Recién ahora, en estos confusos días en que la una peste porcentualmente letal se cierne sobre el planeta, vuelvo a sentir algo parecido. La inminencia de algo grande y trascendente que está por pasar. Y frente a esto, una bola confusa de sensaciones y sentimientos. La mayoría lógicos: temor, ansiedad, un creciente estrés ante lo desconocido que se aproxima. Pero en un rincón del estado de ánimo hay también un cosquilleo de emoción ante la probabilidad de que se vaya todo a la remierda, de que se acabe el motivo para obedecer, para saludar, para poner cara de que se está interesado en cosas, para prestar la atención que se nos pide.

En el final de Encuentros cercanos, Roy Neary es invitado a abordar la nave alienígena y parte con ellos. Tiene la fortuna de abandonar la vida pedestre y conocer mundos desconocidos.
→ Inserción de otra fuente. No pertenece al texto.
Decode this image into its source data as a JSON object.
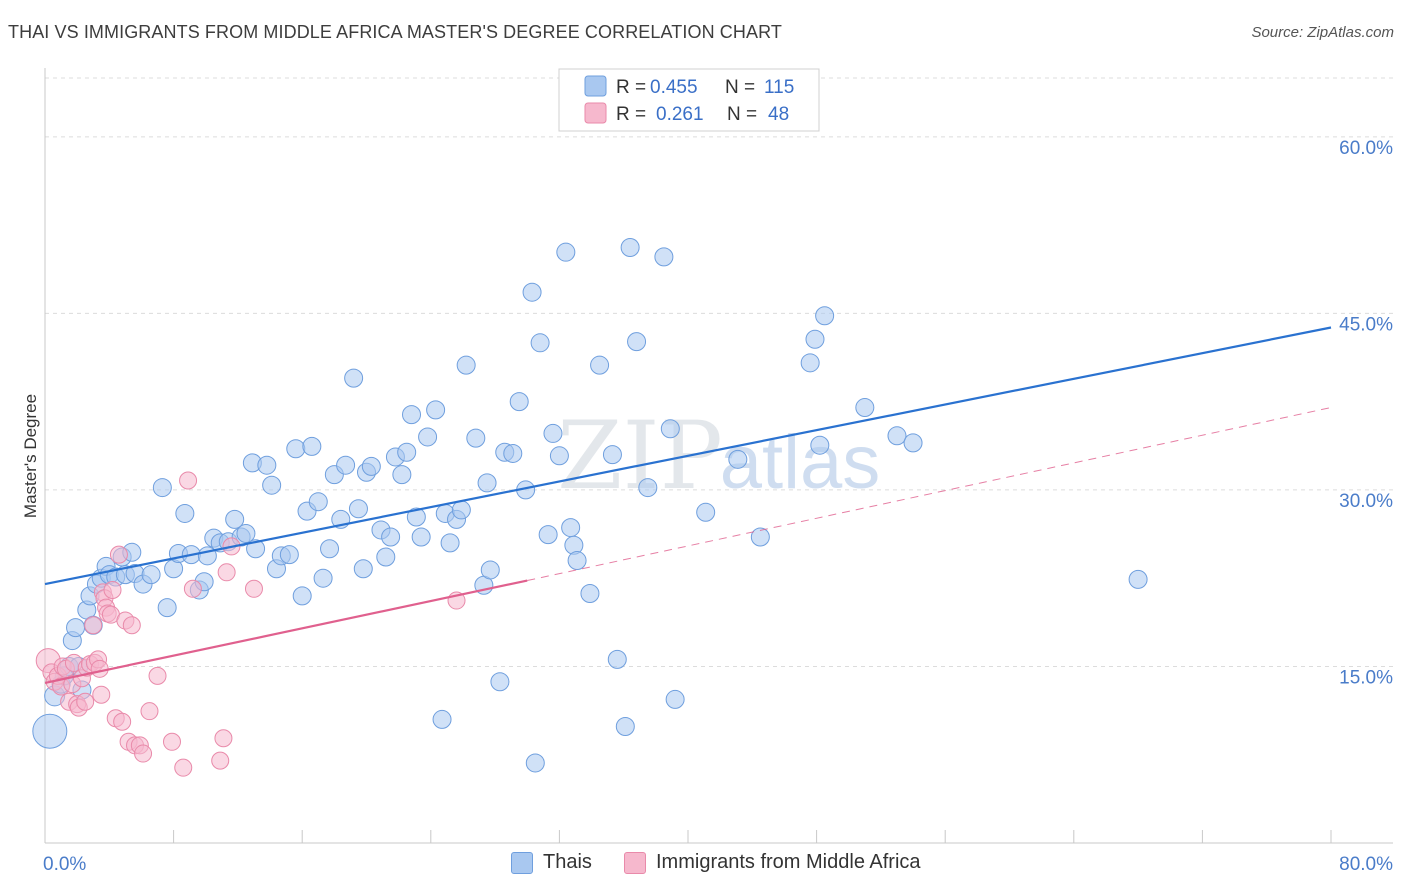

Lo que se nos viene encima a nosotros es un evento mucho menos amable que la amistosa visita de una civilización superior, claro: un organismo sin conciencia de sí mismo que podría matar a un montón de gente (a mí mismo, sin ir mas lejos) o destruir nuestra vida tal como la conocíamos. Lo mismo, el cosquilleo de emoción ante el fin del orden permanece. Sería mas lindo liberarnos de él por la vía del evento maravilloso. Pero con el mismo fin, la catástrofe también sirve.

Carlos Busqued nació en Presidencia Roque Sáenz Peña, Chaco (Argentina), en 1970 y actualmente vive en Buenos Aires. Produjo los programas de radio Vidas Ejemplares, El otoño en Pekín y Prisionero del Planeta Infierno. Es autor de Bajo este sol tremendo (Anagrama 2009), llevada al cine por Adrian Caetano bajo el título El Otro Hermano, en 2018 y Magnetizado (Anagrama 2018).